Un grupo de militantes de partidos de la Concertación ha presentado el documento “De cara al futuro” donde revisan y evalúan las transformaciones socioeconómicas realizadas durante los gobiernos de los presidentes Aylwin, Frei, Lagos y Michelle Bachelet, al tiempo que proponen un conjunto de desafíos que deberían enfrentar el estado, la ciudadanía y los actores políticos en los próximos años.

El texto, más allá de su contenido,  tiene la virtud de iniciar en la escena pública la discusión del programa de gobierno de la candidatura presidencial de la Concertación, por tanto, puede ser considerado, también, como una invitación y/o provocación cívica para que otros colectivos elaboren y planteen sus propuestas, contribuyendo a gestar  las condiciones políticas para un efectivo debate respecto del país que se aspira construir.

En este contexto, quisiera exponer, brevemente, algunos desafíos, concepto utilizado en el documento referido,  que estimo relevantes para factibilizar la construcción de una convivencia más igualitaria y sostenible organizada en torno a una renovada relación entre el Estado, la sociedad, el mercado y la naturaleza y expresada en una nueva Constitución Política:

En primer lugar, el desafío laboral orientado a superar el profundo desequilibrio entre el capital y el trabajo, situación que se manifiesta en empleos precarios, bajas remuneraciones, extendida jornada laboral, inseguridad, mal trato, fenómenos que se traducen en un extendido contingente de trabajadores pobres.

El desafío de la naturaleza, dada la fragilidad de los ecosistemas que conforman el territorio nacional,  la explotación de dichos ecosistemas por  la estructura productiva y los impactos  del cambio climático,  entre otros procesos, se torna  necesario  considerar el establecimiento de una nueva relación con el sustrato natural de la patria, que preserve la vida y la biodiversidad en la perspectiva de una  economía sustentable.

El desafío de los recursos naturales, se requiere definir un sistema nacional de gestión que defina modelos  de explotación sustentables, cualificación científica y laboral,  innovación tecnológica,  impuestos, aportes financieros a comunas y regiones. Esta gestión debe considerar la capacidad  que poseen de  los recursos naturales en producción para estructurar los sistemas socioeconómicos regionales, en términos de demandas de trabajo calificado, conocimiento científico, servicios urbanos, encadenamientos productivos, impacto  ambiental, fenómenos que deben ser  prospectados para garantizar las diversas sustentabilidades que exige el desarrollo.

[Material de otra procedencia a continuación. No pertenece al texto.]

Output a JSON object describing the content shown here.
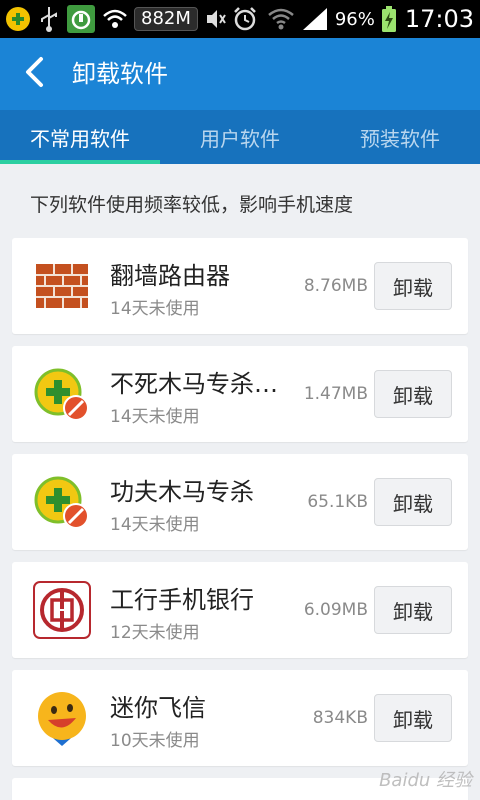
{
  "status_bar": {
    "net_speed": "882M",
    "battery_percent": "96%",
    "time": "17:03"
  },
  "appbar": {
    "title": "卸载软件"
  },
  "tabs": [
    {
      "label": "不常用软件",
      "active": true
    },
    {
      "label": "用户软件",
      "active": false
    },
    {
      "label": "预装软件",
      "active": false
    }
  ],
  "hint": "下列软件使用频率较低，影响手机速度",
  "apps": [
    {
      "name": "翻墙路由器",
      "usage": "14天未使用",
      "size": "8.76MB",
      "button": "卸载",
      "icon": "brick-wall-icon"
    },
    {
      "name": "不死木马专杀…",
      "usage": "14天未使用",
      "size": "1.47MB",
      "button": "卸载",
      "icon": "360-trojan-killer-icon"
    },
    {
      "name": "功夫木马专杀",
      "usage": "14天未使用",
      "size": "65.1KB",
      "button": "卸载",
      "icon": "360-trojan-killer-icon"
    },
    {
      "name": "工行手机银行",
      "usage": "12天未使用",
      "size": "6.09MB",
      "button": "卸载",
      "icon": "icbc-bank-icon"
    },
    {
      "name": "迷你飞信",
      "usage": "10天未使用",
      "size": "834KB",
      "button": "卸载",
      "icon": "fetion-smiley-icon"
    }
  ],
  "watermark": "Baidu 经验",
  "colors": {
    "appbar": "#1b84d6",
    "tabs": "#1772bd",
    "tab_indicator": "#2ccfa1",
    "background": "#eef0f3"
  }
}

Desafío de las ciudades, los resultados del Censo 2012 expondrán, una vez más, la concentración urbana de la población chilena, fenómeno que exige, entre otras medidas, fortalecer el   municipio para que sus funciones garanticen el ejercicio de derechos  y puedan traducir en políticas e inversiones las demandas ciudadanas. La actual superposición de intervenciones  del Gobierno Regional, Secretarias Regionales y Servicios Públicos debe ser superada mediante la generación de sistema de gobierno comunal que establezca una relación directa entre las decisiones locales y la voluntad ciudadana.

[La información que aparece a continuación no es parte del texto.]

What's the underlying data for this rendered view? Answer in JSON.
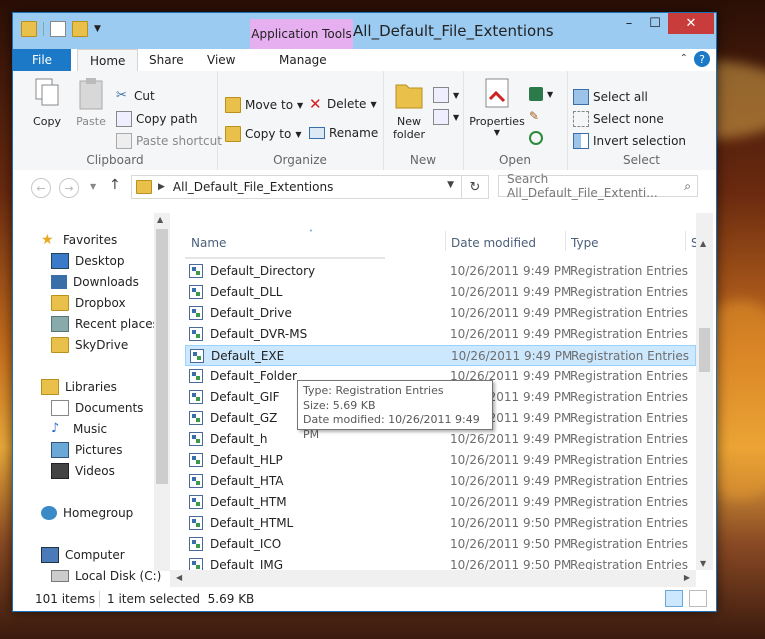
{
  "window": {
    "title": "All_Default_File_Extentions",
    "context_tab_header": "Application Tools",
    "controls": {
      "minimize": "–",
      "maximize": "☐",
      "close": "✕"
    }
  },
  "ribbon_tabs": [
    "File",
    "Home",
    "Share",
    "View",
    "Manage"
  ],
  "ribbon": {
    "clipboard": {
      "label": "Clipboard",
      "copy": "Copy",
      "paste": "Paste",
      "cut": "Cut",
      "copy_path": "Copy path",
      "paste_shortcut": "Paste shortcut"
    },
    "organize": {
      "label": "Organize",
      "move_to": "Move to",
      "copy_to": "Copy to",
      "delete": "Delete",
      "rename": "Rename"
    },
    "new": {
      "label": "New",
      "new_folder_line1": "New",
      "new_folder_line2": "folder"
    },
    "open": {
      "label": "Open",
      "properties": "Properties"
    },
    "select": {
      "label": "Select",
      "select_all": "Select all",
      "select_none": "Select none",
      "invert_selection": "Invert selection"
    }
  },
  "address": {
    "path": "All_Default_File_Extentions",
    "search_placeholder": "Search All_Default_File_Extenti..."
  },
  "nav_pane": {
    "favorites": "Favorites",
    "favorites_items": [
      "Desktop",
      "Downloads",
      "Dropbox",
      "Recent places",
      "SkyDrive"
    ],
    "libraries": "Libraries",
    "libraries_items": [
      "Documents",
      "Music",
      "Pictures",
      "Videos"
    ],
    "homegroup": "Homegroup",
    "computer": "Computer",
    "computer_items": [
      "Local Disk (C:)"
    ]
  },
  "columns": {
    "name": "Name",
    "date_modified": "Date modified",
    "type": "Type",
    "size_partial": "S"
  },
  "files": [
    {
      "name": "Default_Directory",
      "date": "10/26/2011 9:49 PM",
      "type": "Registration Entries"
    },
    {
      "name": "Default_DLL",
      "date": "10/26/2011 9:49 PM",
      "type": "Registration Entries"
    },
    {
      "name": "Default_Drive",
      "date": "10/26/2011 9:49 PM",
      "type": "Registration Entries"
    },
    {
      "name": "Default_DVR-MS",
      "date": "10/26/2011 9:49 PM",
      "type": "Registration Entries"
    },
    {
      "name": "Default_EXE",
      "date": "10/26/2011 9:49 PM",
      "type": "Registration Entries",
      "selected": true
    },
    {
      "name": "Default_Folder",
      "date": "10/26/2011 9:49 PM",
      "type": "Registration Entries"
    },
    {
      "name": "Default_GIF",
      "date": "10/26/2011 9:49 PM",
      "type": "Registration Entries"
    },
    {
      "name": "Default_GZ",
      "date": "10/26/2011 9:49 PM",
      "type": "Registration Entries"
    },
    {
      "name": "Default_h",
      "date": "10/26/2011 9:49 PM",
      "type": "Registration Entries"
    },
    {
      "name": "Default_HLP",
      "date": "10/26/2011 9:49 PM",
      "type": "Registration Entries"
    },
    {
      "name": "Default_HTA",
      "date": "10/26/2011 9:49 PM",
      "type": "Registration Entries"
    },
    {
      "name": "Default_HTM",
      "date": "10/26/2011 9:49 PM",
      "type": "Registration Entries"
    },
    {
      "name": "Default_HTML",
      "date": "10/26/2011 9:50 PM",
      "type": "Registration Entries"
    },
    {
      "name": "Default_ICO",
      "date": "10/26/2011 9:50 PM",
      "type": "Registration Entries"
    },
    {
      "name": "Default_IMG",
      "date": "10/26/2011 9:50 PM",
      "type": "Registration Entries"
    }
  ],
  "tooltip": {
    "type_line": "Type: Registration Entries",
    "size_line": "Size: 5.69 KB",
    "date_line": "Date modified: 10/26/2011 9:49 PM"
  },
  "status": {
    "items_count": "101 items",
    "selection": "1 item selected  5.69 KB"
  },
  "colors": {
    "accent": "#1c79c8",
    "titlebar": "#9ccbf2",
    "context_tab": "#e6b0f0",
    "selection": "#cce8ff"
  }
}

En quinto lugar el desafío de la gestión ética, el Estado y sus distintas instituciones deben establecer mecanismos que  perfeccionen el uso correcto de los recursos y de la información que administran, del buen trato a los usuarios y funcionarios, la trasparencia,  rendición de cuentas y el cumplimiento estricto de las leyes. También se debe establecer regulaciones y prohibiciones en el ámbito de la interacción entre la gestión pública, la judicatura,  los negocios y la política.

El debate programático se ha iniciado, siendo posible que sus coordenadas establezcan  la continuidad en las aspiraciones que forjaron la Concertación, sintetizadas en la feliz expresión de “la patria justa y buena” y la transformación significativa  en los objetivos, las políticas y los procedimientos para construirla.